Reaction: $2\text{CuO}(s) \rightarrow 2\text{Cu}(s) + \text{O}_2(g)$ with $\Delta H = 312.2 \text{ kJ}$.

Part a: Heat involved if 20.0 g Cu is formed.

* Step 1: Convert grams of Cu to moles.
The molar mass of Copper (Cu) is approximately $63.55 \text{ g/mol}$.
$$\text{Moles of Cu} = \frac{20.0 \text{ g}}{63.55 \text{ g/mol}} \approx 0.3147 \text{ mol}$$

* Step 2: Use the mole ratio to find energy.
According to the equation, forming 2 moles of Cu requires 312.2 kJ.
$$\text{Energy} = 0.3147 \text{ mol Cu} \times \frac{312.2 \text{ kJ}}{2 \text{ mol Cu}}$$
$$\text{Energy} = 0.3147 \times 156.1$$
$$\text{Energy} \approx 49.12 \text{ kJ}$$

Rounding to 3 significant figures, the answer is 49.1 kJ (or 49.2 kJ depending on precise atomic mass used).

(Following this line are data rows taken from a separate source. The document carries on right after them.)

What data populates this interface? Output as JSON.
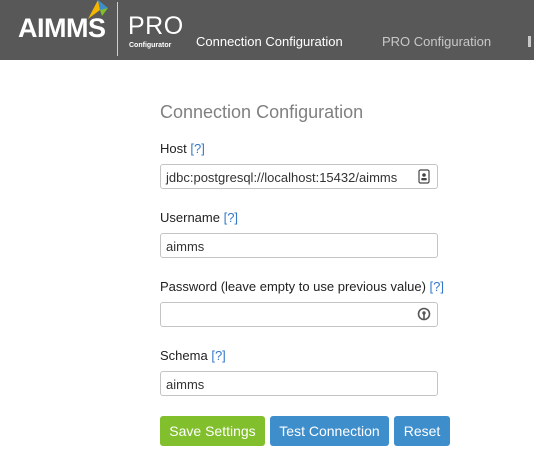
{
  "header": {
    "logo_text": "AIMMS",
    "product": "PRO",
    "product_sub": "Configurator",
    "nav": [
      {
        "label": "Connection Configuration",
        "active": true
      },
      {
        "label": "PRO Configuration",
        "active": false
      }
    ]
  },
  "form": {
    "title": "Connection Configuration",
    "help_text": "[?]",
    "host": {
      "label": "Host",
      "value": "jdbc:postgresql://localhost:15432/aimms",
      "icon": "contact-card-icon"
    },
    "username": {
      "label": "Username",
      "value": "aimms"
    },
    "password": {
      "label": "Password (leave empty to use previous value)",
      "value": "",
      "icon": "key-icon"
    },
    "schema": {
      "label": "Schema",
      "value": "aimms"
    }
  },
  "buttons": {
    "save": "Save Settings",
    "test": "Test Connection",
    "reset": "Reset"
  },
  "colors": {
    "header_bg": "#585858",
    "save_green": "#82bf2c",
    "action_blue": "#3e8ecc",
    "link_blue": "#3478c8"
  }
}
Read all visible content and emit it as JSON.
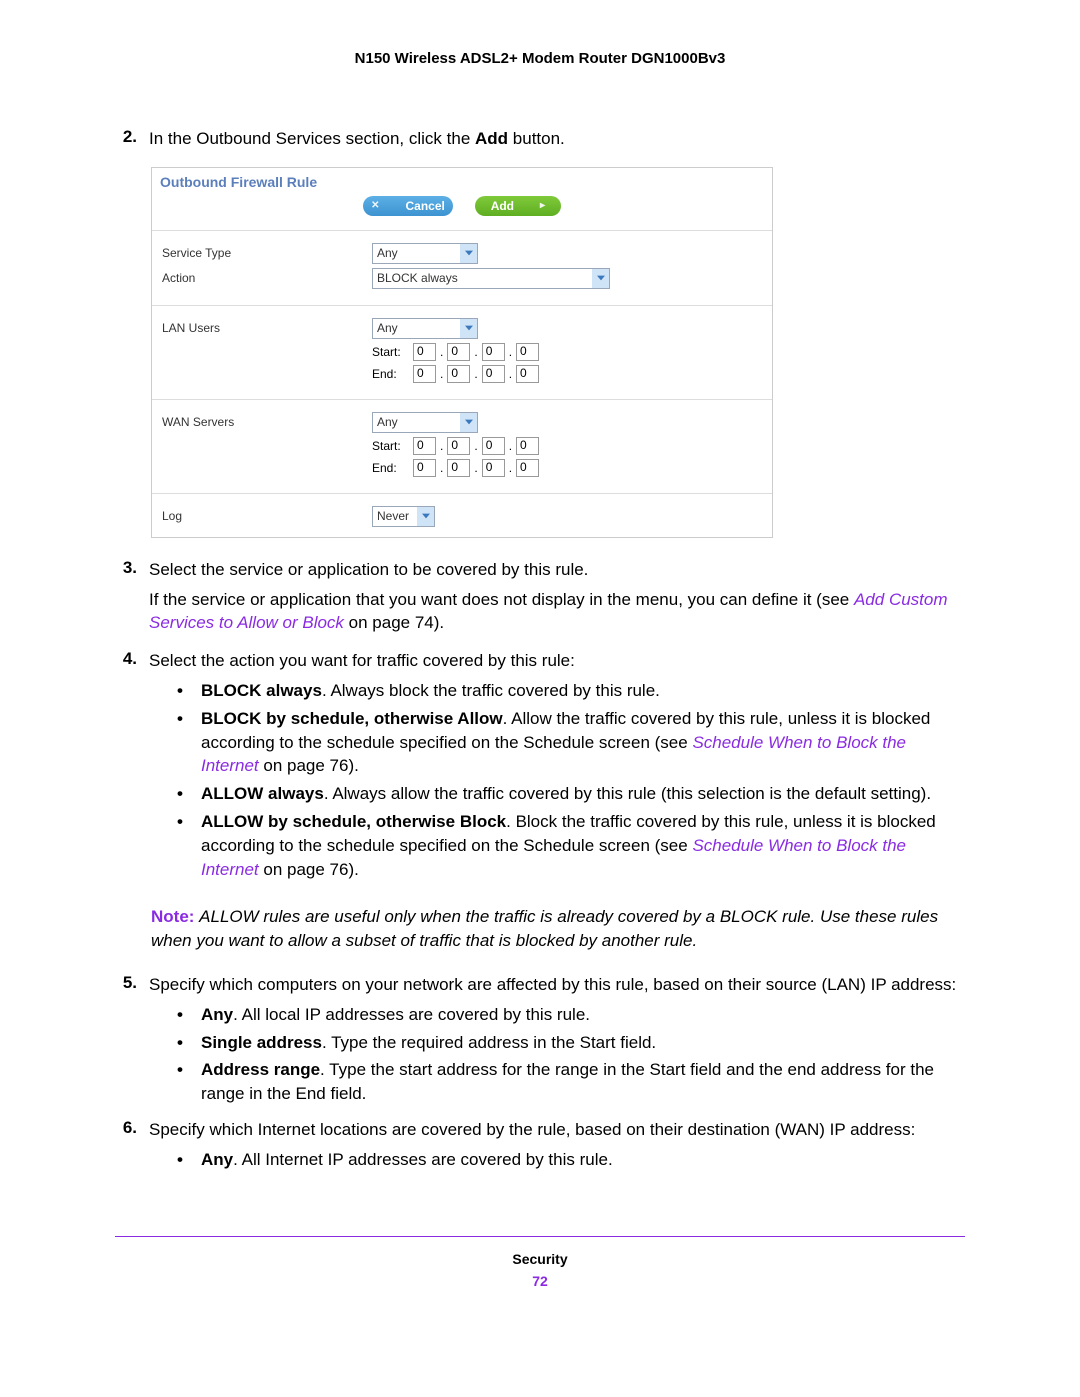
{
  "header": {
    "title": "N150 Wireless ADSL2+ Modem Router DGN1000Bv3"
  },
  "footer": {
    "section": "Security",
    "page": "72"
  },
  "screenshot": {
    "title": "Outbound Firewall Rule",
    "buttons": {
      "cancel": "Cancel",
      "add": "Add"
    },
    "labels": {
      "service_type": "Service Type",
      "action": "Action",
      "lan_users": "LAN Users",
      "wan_servers": "WAN Servers",
      "log": "Log",
      "start": "Start:",
      "end": "End:"
    },
    "values": {
      "service_type": "Any",
      "action": "BLOCK always",
      "lan_users": "Any",
      "wan_servers": "Any",
      "log": "Never",
      "lan_start": [
        "0",
        "0",
        "0",
        "0"
      ],
      "lan_end": [
        "0",
        "0",
        "0",
        "0"
      ],
      "wan_start": [
        "0",
        "0",
        "0",
        "0"
      ],
      "wan_end": [
        "0",
        "0",
        "0",
        "0"
      ]
    }
  },
  "steps": {
    "s2": {
      "num": "2.",
      "text_a": "In the Outbound Services section, click the ",
      "bold": "Add",
      "text_b": " button."
    },
    "s3": {
      "num": "3.",
      "line1": "Select the service or application to be covered by this rule.",
      "line2a": "If the service or application that you want does not display in the menu, you can define it (see ",
      "link": "Add Custom Services to Allow or Block",
      "line2b": " on page 74)."
    },
    "s4": {
      "num": "4.",
      "intro": "Select the action you want for traffic covered by this rule:",
      "b1": {
        "bold": "BLOCK always",
        "rest": ". Always block the traffic covered by this rule."
      },
      "b2": {
        "bold": "BLOCK by schedule, otherwise Allow",
        "rest_a": ". Allow the traffic covered by this rule, unless it is blocked according to the schedule specified on the Schedule screen (see ",
        "link": "Schedule When to Block the Internet",
        "rest_b": " on page 76)."
      },
      "b3": {
        "bold": "ALLOW always",
        "rest": ". Always allow the traffic covered by this rule (this selection is the default setting)."
      },
      "b4": {
        "bold": "ALLOW by schedule, otherwise Block",
        "rest_a": ". Block the traffic covered by this rule, unless it is blocked according to the schedule specified on the Schedule screen (see ",
        "link": "Schedule When to Block the Internet",
        "rest_b": " on page 76)."
      },
      "note": {
        "label": "Note:  ",
        "text": "ALLOW rules are useful only when the traffic is already covered by a BLOCK rule. Use these rules when you want to allow a subset of traffic that is blocked by another rule."
      }
    },
    "s5": {
      "num": "5.",
      "intro": "Specify which computers on your network are affected by this rule, based on their source (LAN) IP address:",
      "b1": {
        "bold": "Any",
        "rest": ". All local IP addresses are covered by this rule."
      },
      "b2": {
        "bold": "Single address",
        "rest": ". Type the required address in the Start field."
      },
      "b3": {
        "bold": "Address range",
        "rest": ". Type the start address for the range in the Start field and the end address for the range in the End field."
      }
    },
    "s6": {
      "num": "6.",
      "intro": "Specify which Internet locations are covered by the rule, based on their destination (WAN) IP address:",
      "b1": {
        "bold": "Any",
        "rest": ". All Internet IP addresses are covered by this rule."
      }
    }
  }
}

Part b: Grams of CuO consumed if 156 kJ of heat is produced.
*(Note: The problem likely implies "involved" or "absorbed" since the reaction is endothermic, but we will follow the math provided).*

* Step 1: Find moles of reaction based on energy.
We know $312.2 \text{ kJ}$ corresponds to reacting 2 moles of CuO.
$$\text{Moles of CuO} = 156 \text{ kJ} \times \frac{2 \text{ mol CuO}}{312.2 \text{ kJ}}$$
$$\text{Moles of CuO} \approx 0.9994 \text{ mol}$$

* Step 2: Convert moles of CuO to grams.
Molar mass of CuO = $63.55 (\text{Cu}) + 16.00 (\text{O}) = 79.55 \text{ g/mol}$.
$$\text{Mass} = 0.9994 \text{ mol} \times 79.55 \text{ g/mol}$$
$$\text{Mass} \approx 79.5 \text{ g}$$

The calculated answer is approximately 79.5 g CuO.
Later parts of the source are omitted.